The film builds, as it must, to the climactic final jump in the 90m event, and before it happens, the film fantasizes a brief summit between Edwards and Nykänen (Edvin Endre) in which the latter essentially gives the We Are Not So Different, You and I Speech, but in a wondrously wonky way befitting the real Nykänen. It ascends to the level of idiosyncrasy you wish emblemized the entire movie. Alas. Still, by putting these two jumpers back to back, Fletcher is arguing that aside from the color Gold, there is no difference between first and last, and that you can very much win by losing.

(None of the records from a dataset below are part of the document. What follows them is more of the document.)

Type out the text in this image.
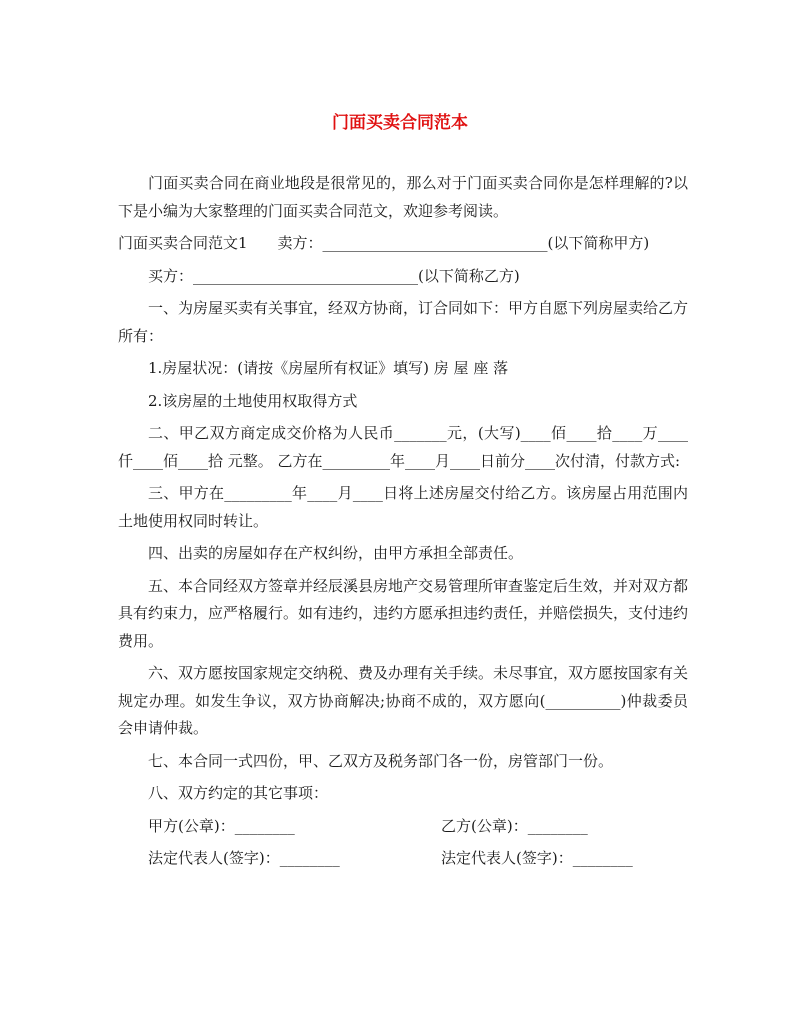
门面买卖合同范本

门面买卖合同在商业地段是很常见的，那么对于门面买卖合同你是怎样理解的?以下是小编为大家整理的门面买卖合同范文，欢迎参考阅读。

门面买卖合同范文1　　卖方：______________________________(以下简称甲方)

买方：______________________________(以下简称乙方)

一、为房屋买卖有关事宜，经双方协商，订合同如下：甲方自愿下列房屋卖给乙方所有：

1.房屋状况：(请按《房屋所有权证》填写) 房 屋 座 落

2.该房屋的土地使用权取得方式

二、甲乙双方商定成交价格为人民币_______元，(大写)____佰____拾____万____仟____佰____拾 元整。 乙方在_________年____月____日前分____次付清，付款方式:

三、甲方在_________年____月____日将上述房屋交付给乙方。该房屋占用范围内土地使用权同时转让。

四、出卖的房屋如存在产权纠纷，由甲方承担全部责任。

五、本合同经双方签章并经辰溪县房地产交易管理所审查鉴定后生效，并对双方都具有约束力，应严格履行。如有违约，违约方愿承担违约责任，并赔偿损失，支付违约费用。

六、双方愿按国家规定交纳税、费及办理有关手续。未尽事宜，双方愿按国家有关规定办理。如发生争议，双方协商解决;协商不成的，双方愿向(__________)仲裁委员会申请仲裁。

七、本合同一式四份，甲、乙双方及税务部门各一份，房管部门一份。

八、双方约定的其它事项：

甲方(公章)：________	乙方(公章)：________
法定代表人(签字)：________	法定代表人(签字)：________
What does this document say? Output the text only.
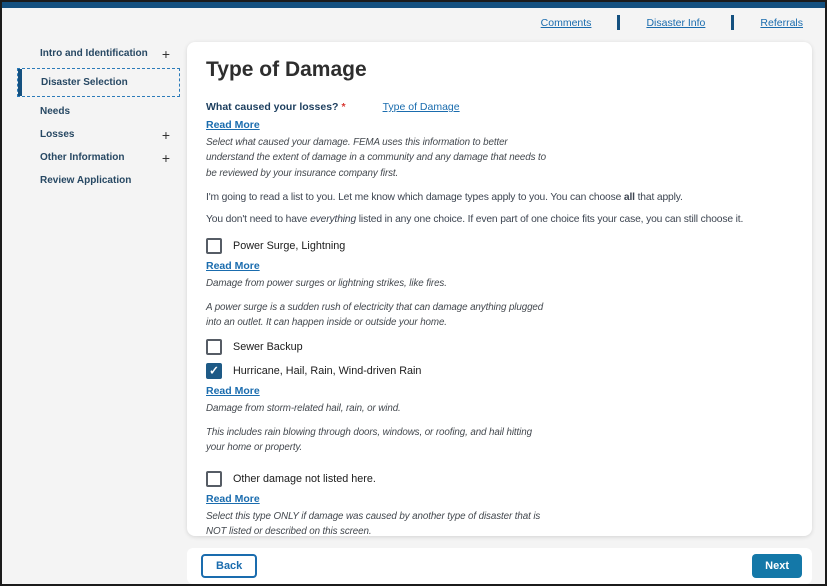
Comments	Disaster Info	Referrals
Intro and Identification +
Disaster Selection
Needs
Losses	+
Other Information	+
Review Application
Type of Damage
What caused your losses? *	Type of Damage
Read More
Select what caused your damage. FEMA uses this information to better
understand the extent of damage in a community and any damage that needs to
be reviewed by your insurance company first.
I'm going to read a list to you. Let me know which damage types apply to you. You can choose all that apply.
You don't need to have everything listed in any one choice. If even part of one choice fits your case, you can still choose it.
Power Surge, Lightning
Read More
Damage from power surges or lightning strikes, like fires.
A power surge is a sudden rush of electricity that can damage anything plugged
into an outlet. It can happen inside or outside your home.
Sewer Backup
✓
Hurricane, Hail, Rain, Wind-driven Rain
Read More
Damage from storm-related hail, rain, or wind.
This includes rain blowing through doors, windows, or roofing, and hail hitting
your home or property.
Other damage not listed here.
Read More
Select this type ONLY if damage was caused by another type of disaster that is
NOT listed or described on this screen.
Back	Next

Flecther buttresses the conclusion with a quote of the modern Olympics’ main proselytizer, Pierre de Coubertin, who said that “the most important thing in the Olympic Games is not winning but taking part.” Of course, de Coubertin was born of the aristocracy, and saw the Olympics’ amateurism as a means for exclusivity, rendering this famed quote more like fortune cookie blarney. But that’s the Olympics in general, contradictory exercises in athletics which unintentionally mirror the contradictions of the film itself, mocking its main character even as it exalts him. And much like the Olympics rope me in every four two years in spite of themselves, at the end, when Eddie soars (not that far) through the Calgary air, I disregarded all the flaws and gave myself over to it completely.